I fixed this with: HP-PROCURVE-SWITCH(eth-35)# rate-limit mcast in kbps 1000 until our Windows guy installs new driver.
Lenovo having the issue with the same NIC… Intel problem… We were able to pick up the traffic on wire shark and then trace it back to the nics… good luck- you can also find similar information here-
https://support.lenovo.com/us/en/documents/ht082464
We have the phone correlation with Mitel phones. The phones would putt out and then come back, very random and sporadic, In our call centers we have real time monitors and Email Queue monitors and they were continually kicking out. The thing was when the employees would go on break or lunch that is when our problems began… It would happen once a day and then stop for 3 days, it was so weird till we go the wire shark.
Seems this is the consistent issue:
Intel Ethernet Connection I217-LM Ethernet driver version 12.11.76.0, or below, installed.
I hope this helps.
Also experiencing the Same issue at one of our Remote head offices…
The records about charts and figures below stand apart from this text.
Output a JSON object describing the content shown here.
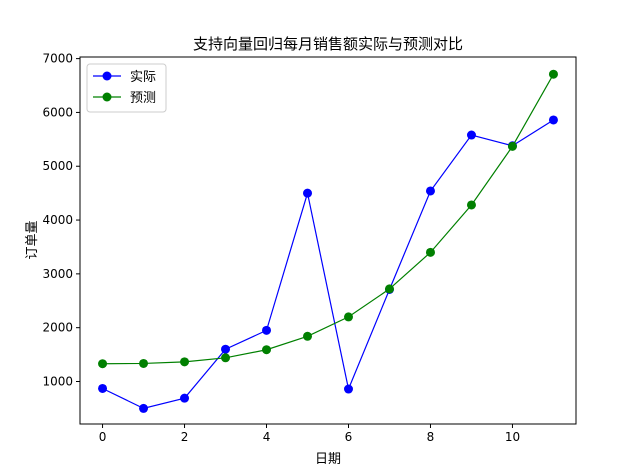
{
  "chart_data": {
    "type": "line",
    "title": "支持向量回归每月销售额实际与预测对比",
    "xlabel": "日期",
    "ylabel": "订单量",
    "x": [
      0,
      1,
      2,
      3,
      4,
      5,
      6,
      7,
      8,
      9,
      10,
      11
    ],
    "xlim": [
      -0.55,
      11.55
    ],
    "ylim": [
      210,
      7030
    ],
    "xticks": [
      0,
      2,
      4,
      6,
      8,
      10
    ],
    "yticks": [
      1000,
      2000,
      3000,
      4000,
      5000,
      6000,
      7000
    ],
    "grid": false,
    "legend_position": "upper-left",
    "series": [
      {
        "name": "实际",
        "color": "#0000ff",
        "marker": "circle",
        "values": [
          870,
          500,
          690,
          1600,
          1950,
          4500,
          860,
          2710,
          4540,
          5580,
          5380,
          5860
        ]
      },
      {
        "name": "预测",
        "color": "#008000",
        "marker": "circle",
        "values": [
          1330,
          1335,
          1365,
          1440,
          1590,
          1840,
          2200,
          2720,
          3400,
          4280,
          5370,
          6710
        ]
      }
    ]
  }
}
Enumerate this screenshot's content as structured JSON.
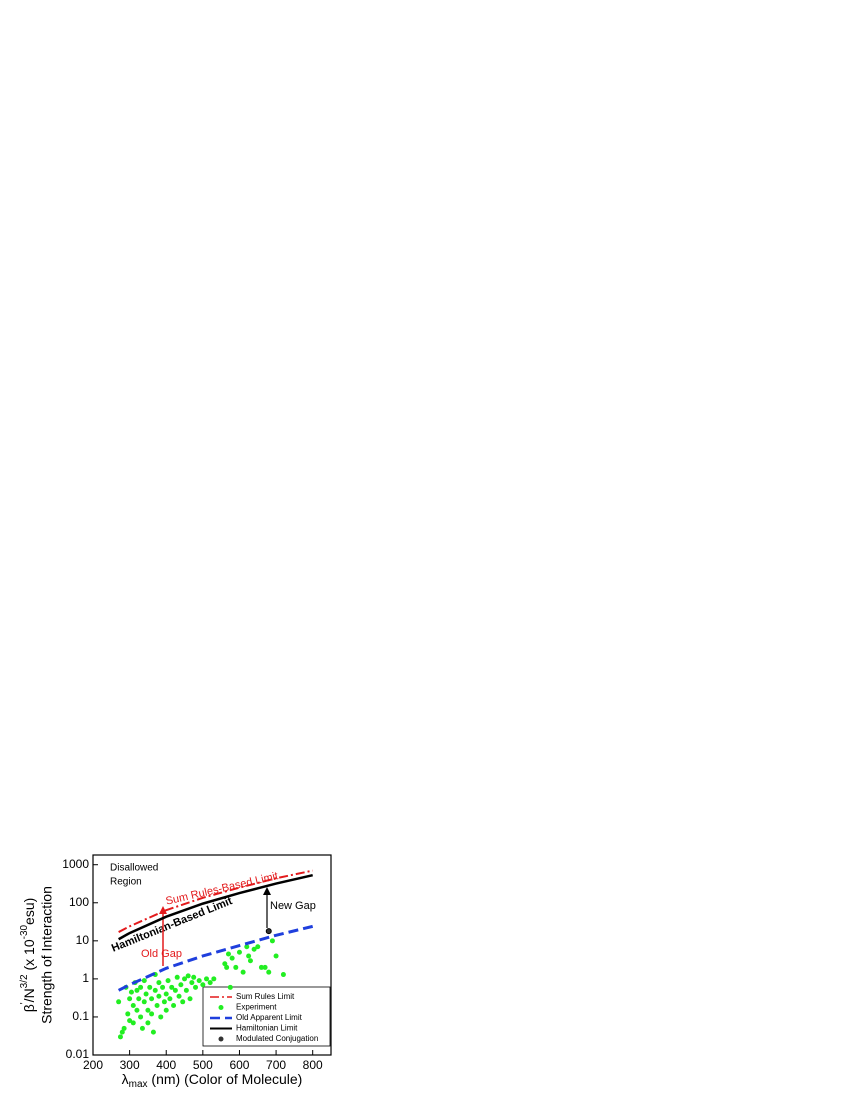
{
  "chart_data": {
    "type": "line",
    "y_label_parts": [
      "β",
      "'",
      "/N",
      "3/2",
      " (x 10",
      "-30",
      "esu)"
    ],
    "y_label_2": "Strength of Interaction",
    "x_label_parts": [
      "λ",
      "max",
      " (nm) (Color of Molecule)"
    ],
    "xlim": [
      200,
      850
    ],
    "xticks": [
      200,
      300,
      400,
      500,
      600,
      700,
      800
    ],
    "ylim": [
      0.01,
      1800
    ],
    "yticks": [
      0.01,
      0.1,
      1,
      10,
      100,
      1000
    ],
    "log_y": true,
    "legend": "lower right",
    "annotations": {
      "disallowed": [
        "Disallowed",
        "Region"
      ],
      "sum_rules": "Sum Rules-Based Limit",
      "hamiltonian": "Hamiltonian-Based Limit",
      "old_gap": "Old Gap",
      "new_gap": "New Gap"
    },
    "series": [
      {
        "name": "Sum Rules Limit",
        "kind": "line",
        "dash": "dashdot",
        "color": "#e31a1c",
        "x": [
          270,
          300,
          400,
          500,
          600,
          700,
          800
        ],
        "values": [
          17,
          24,
          64,
          135,
          250,
          440,
          700
        ]
      },
      {
        "name": "Experiment",
        "kind": "scatter",
        "color": "#22ee22",
        "x": [
          270,
          275,
          280,
          285,
          290,
          295,
          300,
          300,
          305,
          310,
          310,
          315,
          320,
          320,
          325,
          330,
          330,
          335,
          340,
          340,
          345,
          350,
          350,
          355,
          360,
          360,
          365,
          370,
          370,
          375,
          380,
          380,
          385,
          390,
          395,
          400,
          400,
          405,
          410,
          415,
          420,
          425,
          430,
          435,
          440,
          445,
          450,
          455,
          460,
          465,
          470,
          475,
          480,
          490,
          500,
          510,
          520,
          530,
          560,
          565,
          570,
          575,
          580,
          590,
          600,
          610,
          620,
          625,
          630,
          640,
          650,
          660,
          670,
          680,
          690,
          700,
          720
        ],
        "values": [
          0.25,
          0.03,
          0.04,
          0.05,
          0.6,
          0.12,
          0.08,
          0.3,
          0.45,
          0.07,
          0.2,
          0.8,
          0.5,
          0.15,
          0.3,
          0.1,
          0.6,
          0.05,
          0.25,
          0.9,
          0.4,
          0.15,
          0.07,
          0.6,
          0.3,
          0.12,
          0.04,
          0.5,
          1.3,
          0.2,
          0.8,
          0.35,
          0.1,
          0.6,
          0.25,
          0.4,
          0.15,
          0.9,
          0.3,
          0.6,
          0.2,
          0.5,
          1.1,
          0.35,
          0.7,
          0.25,
          1.0,
          0.5,
          1.2,
          0.3,
          0.8,
          1.1,
          0.6,
          0.9,
          0.7,
          1.0,
          0.8,
          1.0,
          2.5,
          2,
          4.5,
          0.6,
          3.5,
          2,
          5,
          1.5,
          7,
          4,
          3,
          6,
          7,
          2,
          2,
          1.5,
          10,
          4,
          1.3
        ]
      },
      {
        "name": "Old Apparent Limit",
        "kind": "line",
        "dash": "dash",
        "color": "#1f3fdd",
        "x": [
          270,
          300,
          400,
          500,
          600,
          700,
          800
        ],
        "values": [
          0.5,
          0.7,
          1.9,
          4,
          7.5,
          14,
          24
        ]
      },
      {
        "name": "Hamiltonian Limit",
        "kind": "line",
        "dash": "solid",
        "color": "#000000",
        "x": [
          270,
          300,
          400,
          500,
          600,
          700,
          800
        ],
        "values": [
          11,
          16,
          43,
          95,
          180,
          320,
          530
        ]
      },
      {
        "name": "Modulated Conjugation",
        "kind": "scatter",
        "color": "#333333",
        "x": [
          680
        ],
        "values": [
          18
        ]
      }
    ]
  }
}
I have the following deployed on the Cisco’s
interface GigabitEthernet1/0/30
switchport block multicast
storm-control broadcast level bps 1m
storm-control multicast level bps 1m
storm-control action trap
spanning-tree portfast
spanning-tree bpduguard enable
spanning-tree guard loop
On the HP’s
interface 42
flow-control
broadcast-limit 1
We have switched off IPV6 in windows, on all the printers…
This IPv6 Multicast storm brings down the whole HQ…
We’ve just had an incident with this today.
In our case, the switch fabric was okay, but a budget LAN card in a cisco router caused the router to go to 98% CPU. Traced it back to 4 machines in sleep mode.
It’s interesting that when you wrote this article, Intel had a driver fix in the works. It’s been over 2.5 years since then and the problem is obviously not fixed yet.